Marketing Television Like Toothpaste
Challenge
How do you promote television programming to target consumers who don’t watch much television at all? This was the problem faced by Disney’s Buena Vista Television division.
The answer is by leveraging other non-television related channels of distribution and consumer venues to build awareness for innovative new programming.
Solution
Ascension strategists working in Disney’s Buena Vista Television division pioneered an innovative way to drive new viewers to its animated and live action syndicated and network shows.
Ascension’s approach was to leverage the appeal of Disney as part of a third party strategic alliance program designed to get Disney programming exposure in non-television venues like grocery aisles, fast food restaurants, auto dealer lots, and department stores.
The solution involved developing four thirty-minute animated shows packaged into a two-hour programming block called the Disney Afternoon.
Ascension then led the initiative to build strategic alliances with major consumer goods/services firms that were interested in having their brands affiliated with Disney Afternoon.

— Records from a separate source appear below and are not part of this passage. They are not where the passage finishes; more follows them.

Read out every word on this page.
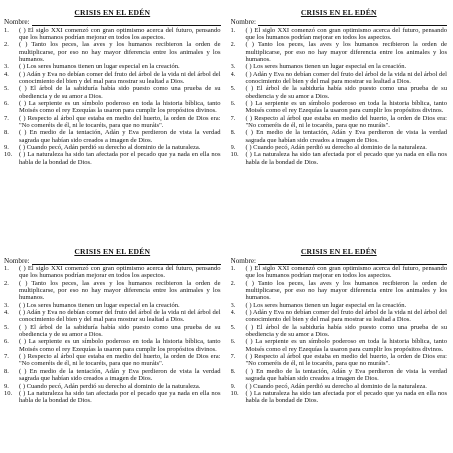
CRISIS EN EL EDÉN
Nombre:
1.	( ) El siglo XXI comenzó con gran optimismo acerca del futuro, pensando que los humanos podrían mejorar en todos los aspectos.
2.	( ) Tanto los peces, las aves y los humanos recibieron la orden de multiplicarse, por eso no hay mayor diferencia entre los animales y los humanos.
3.	( ) Los seres humanos tienen un lugar especial en la creación.
4.	( ) Adán y Eva no debían comer del fruto del árbol de la vida ni del árbol del conocimiento del bien y del mal para mostrar su lealtad a Dios.
5.	( ) El árbol de la sabiduría había sido puesto como una prueba de su obediencia y de su amor a Dios.
6.	( ) La serpiente es un símbolo poderoso en toda la historia bíblica, tanto Moisés como el rey Ezequías la usaron para cumplir los propósitos divinos.
7.	( ) Respecto al árbol que estaba en medio del huerto, la orden de Dios era: "No comeréis de él, ni le tocaréis, para que no muráis".
8.	( ) En medio de la tentación, Adán y Eva perdieron de vista la verdad sagrada que habían sido creados a imagen de Dios.
9.	( ) Cuando pecó, Adán perdió su derecho al dominio de la naturaleza.
10.	( ) La naturaleza ha sido tan afectada por el pecado que ya nada en ella nos habla de la bondad de Dios.
CRISIS EN EL EDÉN
Nombre:
1.	( ) El siglo XXI comenzó con gran optimismo acerca del futuro, pensando que los humanos podrían mejorar en todos los aspectos.
2.	( ) Tanto los peces, las aves y los humanos recibieron la orden de multiplicarse, por eso no hay mayor diferencia entre los animales y los humanos.
3.	( ) Los seres humanos tienen un lugar especial en la creación.
4.	( ) Adán y Eva no debían comer del fruto del árbol de la vida ni del árbol del conocimiento del bien y del mal para mostrar su lealtad a Dios.
5.	( ) El árbol de la sabiduría había sido puesto como una prueba de su obediencia y de su amor a Dios.
6.	( ) La serpiente es un símbolo poderoso en toda la historia bíblica, tanto Moisés como el rey Ezequías la usaron para cumplir los propósitos divinos.
7.	( ) Respecto al árbol que estaba en medio del huerto, la orden de Dios era: "No comeréis de él, ni le tocaréis, para que no muráis".
8.	( ) En medio de la tentación, Adán y Eva perdieron de vista la verdad sagrada que habían sido creados a imagen de Dios.
9.	( ) Cuando pecó, Adán perdió su derecho al dominio de la naturaleza.
10.	( ) La naturaleza ha sido tan afectada por el pecado que ya nada en ella nos habla de la bondad de Dios.
CRISIS EN EL EDÉN
Nombre:
1.	( ) El siglo XXI comenzó con gran optimismo acerca del futuro, pensando que los humanos podrían mejorar en todos los aspectos.
2.	( ) Tanto los peces, las aves y los humanos recibieron la orden de multiplicarse, por eso no hay mayor diferencia entre los animales y los humanos.
3.	( ) Los seres humanos tienen un lugar especial en la creación.
4.	( ) Adán y Eva no debían comer del fruto del árbol de la vida ni del árbol del conocimiento del bien y del mal para mostrar su lealtad a Dios.
5.	( ) El árbol de la sabiduría había sido puesto como una prueba de su obediencia y de su amor a Dios.
6.	( ) La serpiente es un símbolo poderoso en toda la historia bíblica, tanto Moisés como el rey Ezequías la usaron para cumplir los propósitos divinos.
7.	( ) Respecto al árbol que estaba en medio del huerto, la orden de Dios era: "No comeréis de él, ni le tocaréis, para que no muráis".
8.	( ) En medio de la tentación, Adán y Eva perdieron de vista la verdad sagrada que habían sido creados a imagen de Dios.
9.	( ) Cuando pecó, Adán perdió su derecho al dominio de la naturaleza.
10.	( ) La naturaleza ha sido tan afectada por el pecado que ya nada en ella nos habla de la bondad de Dios.
CRISIS EN EL EDÉN
Nombre:
1.	( ) El siglo XXI comenzó con gran optimismo acerca del futuro, pensando que los humanos podrían mejorar en todos los aspectos.
2.	( ) Tanto los peces, las aves y los humanos recibieron la orden de multiplicarse, por eso no hay mayor diferencia entre los animales y los humanos.
3.	( ) Los seres humanos tienen un lugar especial en la creación.
4.	( ) Adán y Eva no debían comer del fruto del árbol de la vida ni del árbol del conocimiento del bien y del mal para mostrar su lealtad a Dios.
5.	( ) El árbol de la sabiduría había sido puesto como una prueba de su obediencia y de su amor a Dios.
6.	( ) La serpiente es un símbolo poderoso en toda la historia bíblica, tanto Moisés como el rey Ezequías la usaron para cumplir los propósitos divinos.
7.	( ) Respecto al árbol que estaba en medio del huerto, la orden de Dios era: "No comeréis de él, ni le tocaréis, para que no muráis".
8.	( ) En medio de la tentación, Adán y Eva perdieron de vista la verdad sagrada que habían sido creados a imagen de Dios.
9.	( ) Cuando pecó, Adán perdió su derecho al dominio de la naturaleza.
10.	( ) La naturaleza ha sido tan afectada por el pecado que ya nada en ella nos habla de la bondad de Dios.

All partnerships brought Disney in-store point-of-sale exposure, television commercial tags in partner product network advertising, and in-package premiums themed around characters that appear in Disney Afternoon programming.
Impact
The program resulted in a collective $100 million off-channel marketing program funded by strategic alliance partners McDonald’s, Nintendo, Procter & Gamble, and Kellogg’s.
Now, strategic partnership alliance program and borrowed interest strategy pioneered by Ascension consultants have been adopted by countless other entertainment companies. Today this off-channel marketing strategy is table stakes for most movie studios and broadcast or cable television programmers when launching new initiatives.